Africa: No Natural Disasters Caused By Shifting Tectonic Plates in East Africa 'This Month'

"We will experience more 'natural disasters' like floods, earthquakes, volcanoes this month," claims a Facebook post dated 17 April 2022. It says that "as part of Eastern Africa experience a shift in Tectonic plates towards the West", a gap will form between two parts of the continent, and flood with water.

These "tetron plates", it says, start in the coastal South African city of Durban, "going north past Egypt, towards Kyiv", the capital of Ukraine.

It adds that there will be "heavy explosions along this line as a cover up" - that the tectonic activity will be hidden from the public.

But is any of this true?

The conspiratorial warnings and claims of floods and other natural disasters are certainly not, but there is some truth to the post. Let's explain.

Tectonic plates are drifting apart, but very slowly

The surface of the Earth is made up of tectonic plates - massive pieces of land that can move slowly on top of the layer of partially molten rock beneath them. A map created by National Geographic shows the positions of some of the Earth's major plates.

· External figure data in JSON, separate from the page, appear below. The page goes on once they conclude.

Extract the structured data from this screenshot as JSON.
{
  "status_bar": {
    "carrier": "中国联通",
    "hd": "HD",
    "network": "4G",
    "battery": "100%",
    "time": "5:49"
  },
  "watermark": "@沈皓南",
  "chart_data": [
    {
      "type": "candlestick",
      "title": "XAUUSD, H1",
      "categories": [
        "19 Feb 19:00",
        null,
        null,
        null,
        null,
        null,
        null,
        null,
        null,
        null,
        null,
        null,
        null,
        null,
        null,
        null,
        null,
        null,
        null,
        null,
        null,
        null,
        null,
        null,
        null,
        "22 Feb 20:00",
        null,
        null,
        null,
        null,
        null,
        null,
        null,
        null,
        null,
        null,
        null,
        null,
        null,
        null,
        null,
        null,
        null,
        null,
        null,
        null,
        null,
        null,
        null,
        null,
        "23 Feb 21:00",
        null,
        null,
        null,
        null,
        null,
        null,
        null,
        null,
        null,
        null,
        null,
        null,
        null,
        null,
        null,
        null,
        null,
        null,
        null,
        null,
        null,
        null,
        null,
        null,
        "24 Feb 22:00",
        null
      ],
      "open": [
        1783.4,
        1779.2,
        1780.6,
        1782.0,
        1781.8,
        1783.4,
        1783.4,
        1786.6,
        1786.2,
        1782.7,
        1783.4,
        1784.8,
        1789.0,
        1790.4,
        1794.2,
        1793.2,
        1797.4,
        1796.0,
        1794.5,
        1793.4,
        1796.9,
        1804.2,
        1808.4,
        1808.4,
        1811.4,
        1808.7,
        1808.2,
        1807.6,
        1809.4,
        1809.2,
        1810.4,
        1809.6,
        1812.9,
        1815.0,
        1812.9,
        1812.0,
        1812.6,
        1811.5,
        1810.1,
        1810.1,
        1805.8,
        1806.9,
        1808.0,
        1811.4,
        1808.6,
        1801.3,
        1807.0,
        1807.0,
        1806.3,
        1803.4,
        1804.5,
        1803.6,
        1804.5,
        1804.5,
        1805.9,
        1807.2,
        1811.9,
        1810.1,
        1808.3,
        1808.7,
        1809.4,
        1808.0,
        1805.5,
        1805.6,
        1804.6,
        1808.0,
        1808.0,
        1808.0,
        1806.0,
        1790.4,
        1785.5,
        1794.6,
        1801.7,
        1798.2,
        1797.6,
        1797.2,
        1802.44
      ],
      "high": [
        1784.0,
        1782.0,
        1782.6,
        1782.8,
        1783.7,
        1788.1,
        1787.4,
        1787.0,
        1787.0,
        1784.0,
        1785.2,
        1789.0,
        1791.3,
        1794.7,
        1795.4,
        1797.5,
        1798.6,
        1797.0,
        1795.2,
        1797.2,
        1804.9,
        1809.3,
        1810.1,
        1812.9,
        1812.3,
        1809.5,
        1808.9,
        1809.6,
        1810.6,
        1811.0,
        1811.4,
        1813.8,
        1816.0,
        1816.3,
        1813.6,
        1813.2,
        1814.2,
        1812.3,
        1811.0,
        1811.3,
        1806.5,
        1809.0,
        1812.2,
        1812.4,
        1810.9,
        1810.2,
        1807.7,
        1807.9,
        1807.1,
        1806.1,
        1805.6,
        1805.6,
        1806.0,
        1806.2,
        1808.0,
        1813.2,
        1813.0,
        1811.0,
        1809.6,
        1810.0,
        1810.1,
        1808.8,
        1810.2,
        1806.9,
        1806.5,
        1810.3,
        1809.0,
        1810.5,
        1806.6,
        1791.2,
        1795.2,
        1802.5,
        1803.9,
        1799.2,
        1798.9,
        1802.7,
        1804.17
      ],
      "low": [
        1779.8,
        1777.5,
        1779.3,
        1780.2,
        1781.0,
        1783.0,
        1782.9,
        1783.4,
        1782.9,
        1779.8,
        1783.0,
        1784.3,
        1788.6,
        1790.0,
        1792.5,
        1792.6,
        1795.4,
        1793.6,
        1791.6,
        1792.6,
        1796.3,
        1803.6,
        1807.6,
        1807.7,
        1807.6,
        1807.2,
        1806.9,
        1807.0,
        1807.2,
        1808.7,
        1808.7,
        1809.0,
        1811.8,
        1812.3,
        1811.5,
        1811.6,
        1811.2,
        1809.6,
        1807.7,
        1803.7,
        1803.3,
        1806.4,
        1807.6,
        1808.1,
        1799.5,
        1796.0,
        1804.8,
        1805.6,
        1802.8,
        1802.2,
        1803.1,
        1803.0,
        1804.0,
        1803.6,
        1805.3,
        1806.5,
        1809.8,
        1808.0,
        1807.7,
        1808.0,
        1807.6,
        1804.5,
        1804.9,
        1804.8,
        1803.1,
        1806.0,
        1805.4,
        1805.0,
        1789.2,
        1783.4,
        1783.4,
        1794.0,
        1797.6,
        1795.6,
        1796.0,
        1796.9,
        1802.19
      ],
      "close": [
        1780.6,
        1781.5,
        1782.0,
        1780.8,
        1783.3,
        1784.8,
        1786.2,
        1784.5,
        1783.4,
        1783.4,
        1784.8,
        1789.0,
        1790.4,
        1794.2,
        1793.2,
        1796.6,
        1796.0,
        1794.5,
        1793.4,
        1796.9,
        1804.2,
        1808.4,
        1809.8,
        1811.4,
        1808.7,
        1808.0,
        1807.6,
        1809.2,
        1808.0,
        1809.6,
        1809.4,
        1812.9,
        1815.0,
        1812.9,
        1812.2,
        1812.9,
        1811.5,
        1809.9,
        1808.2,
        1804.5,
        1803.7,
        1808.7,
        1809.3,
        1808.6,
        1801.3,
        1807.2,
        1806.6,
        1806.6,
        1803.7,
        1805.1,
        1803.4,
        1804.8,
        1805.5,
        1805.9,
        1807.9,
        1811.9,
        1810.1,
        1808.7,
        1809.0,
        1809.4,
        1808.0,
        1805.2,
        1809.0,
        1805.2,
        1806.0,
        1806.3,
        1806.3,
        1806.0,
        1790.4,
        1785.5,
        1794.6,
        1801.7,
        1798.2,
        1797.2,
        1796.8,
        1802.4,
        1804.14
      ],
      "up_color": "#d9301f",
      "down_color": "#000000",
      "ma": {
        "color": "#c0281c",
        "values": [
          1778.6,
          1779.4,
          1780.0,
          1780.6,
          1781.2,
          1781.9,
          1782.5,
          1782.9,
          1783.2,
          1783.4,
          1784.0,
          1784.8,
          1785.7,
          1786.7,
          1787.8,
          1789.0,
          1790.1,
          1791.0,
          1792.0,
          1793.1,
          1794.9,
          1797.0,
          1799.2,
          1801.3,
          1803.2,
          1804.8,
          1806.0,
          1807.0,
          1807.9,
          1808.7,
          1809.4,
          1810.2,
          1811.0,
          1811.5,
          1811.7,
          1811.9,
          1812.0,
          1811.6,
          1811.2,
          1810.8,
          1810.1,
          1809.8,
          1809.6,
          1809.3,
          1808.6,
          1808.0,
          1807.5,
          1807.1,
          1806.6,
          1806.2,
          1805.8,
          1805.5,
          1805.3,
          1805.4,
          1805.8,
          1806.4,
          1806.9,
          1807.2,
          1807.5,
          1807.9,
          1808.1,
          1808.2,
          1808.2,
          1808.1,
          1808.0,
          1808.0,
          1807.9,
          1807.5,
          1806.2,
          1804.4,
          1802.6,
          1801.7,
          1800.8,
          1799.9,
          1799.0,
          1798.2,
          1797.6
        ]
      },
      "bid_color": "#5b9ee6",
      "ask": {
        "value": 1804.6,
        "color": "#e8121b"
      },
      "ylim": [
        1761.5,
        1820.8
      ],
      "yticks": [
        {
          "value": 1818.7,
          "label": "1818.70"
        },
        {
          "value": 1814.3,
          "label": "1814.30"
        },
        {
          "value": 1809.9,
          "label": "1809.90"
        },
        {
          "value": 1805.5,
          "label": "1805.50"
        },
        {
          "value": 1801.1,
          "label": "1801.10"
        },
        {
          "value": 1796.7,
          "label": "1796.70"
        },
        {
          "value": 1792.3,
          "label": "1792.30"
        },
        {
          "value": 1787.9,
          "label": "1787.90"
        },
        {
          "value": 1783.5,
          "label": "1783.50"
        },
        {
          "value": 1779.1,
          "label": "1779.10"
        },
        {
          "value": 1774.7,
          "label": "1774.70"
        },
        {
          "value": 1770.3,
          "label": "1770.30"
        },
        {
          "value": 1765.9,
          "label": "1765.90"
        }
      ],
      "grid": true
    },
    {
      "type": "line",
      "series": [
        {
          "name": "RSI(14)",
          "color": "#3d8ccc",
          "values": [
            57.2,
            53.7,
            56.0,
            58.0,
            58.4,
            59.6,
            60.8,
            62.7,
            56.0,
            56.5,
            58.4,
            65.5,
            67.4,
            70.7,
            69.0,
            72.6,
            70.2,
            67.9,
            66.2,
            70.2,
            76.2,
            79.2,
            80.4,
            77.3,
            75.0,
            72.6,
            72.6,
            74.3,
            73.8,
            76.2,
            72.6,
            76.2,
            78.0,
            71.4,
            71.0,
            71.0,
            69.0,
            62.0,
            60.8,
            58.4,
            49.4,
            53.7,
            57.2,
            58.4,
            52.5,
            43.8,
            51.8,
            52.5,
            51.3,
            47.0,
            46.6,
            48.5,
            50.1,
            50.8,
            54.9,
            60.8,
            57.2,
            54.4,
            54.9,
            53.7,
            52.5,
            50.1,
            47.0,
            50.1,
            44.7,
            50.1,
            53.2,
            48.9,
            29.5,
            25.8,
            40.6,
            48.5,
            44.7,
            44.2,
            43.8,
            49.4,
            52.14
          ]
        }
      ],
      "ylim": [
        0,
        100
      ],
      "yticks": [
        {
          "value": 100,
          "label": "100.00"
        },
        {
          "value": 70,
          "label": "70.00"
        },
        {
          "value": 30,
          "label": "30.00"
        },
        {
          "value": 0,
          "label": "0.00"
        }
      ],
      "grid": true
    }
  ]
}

While some tectonic plate maps show only a single "African plate", you'll notice that the National Geographic map has two smaller plates in its place. This is due to the East African Rift (EAR), in which the African plate is slowly splitting in two: the Nubian plate to the west and the Somali plate to the east.

As a 2014 study describes, the EAR is around 5,000 kilometres long and crosses several eastern African countries. But it does not extend "from Durban, going north past Egypt, towards Kyiv".

All of Ukraine, including Kyiv, lies on the Eurasia plate and doesn't touch the EAR. And the EAR does not pass through or near Durban. The rift extends under the sea, never crossing South Africa or touching its coastline.

Nor is the rift going to cause dramatic changes in less than a month. Tectonic plates move slowly, and the EAR is thought to be separating at just over 5 millimetres per year - or around 7 mm a year according to other estimates. So there won't be any dramatic changes to the landscape "this month".

In (a lot of) time, the plates will eventually drift far enough apart for water to rush in and create a new ocean.

Rift will become a new ocean ... in around 10 million years

As the BBC reported in September 2020, the EAR will eventually form a new ocean in the Afar Depression. This is the area along the border of Ethiopia and Djibouti where the Nubian, Somali and Arabian plates meet.

Geophysicists at the Nasa Earth Observatory told the BBC that in around 10 million years, the Afar Depression will fill with water as the EAR drifts apart, creating "an ocean as big as the Atlantic, while the Horn of Africa will become an island".

The process may occasionally have noticeable effects on everyday life. Lucía Pérez-Díaz, a geologist at the University of Oxford in the UK, wrote in 2018 that "the formation of new faults, fissures and cracks or renewed movement along old faults as the Nubian and Somali plates continue moving apart can result in earthquakes".

But Pérez-Díaz stresses that even this seismic activity is limited and largely unnoticeable. She reassures readers that "rifting is a very slow process that, most of the time, goes about splitting Africa without anybody even noticing".

So the EAR won't cause a sudden increase in natural disasters this month. As for the more conspiratorial aspects of the claim (that the EAR will be "covered up"), a wealth of information about the rift is available for free to the public. The research papers, news reports, and expert comments which Africa Check has quoted in this report are all publicly available.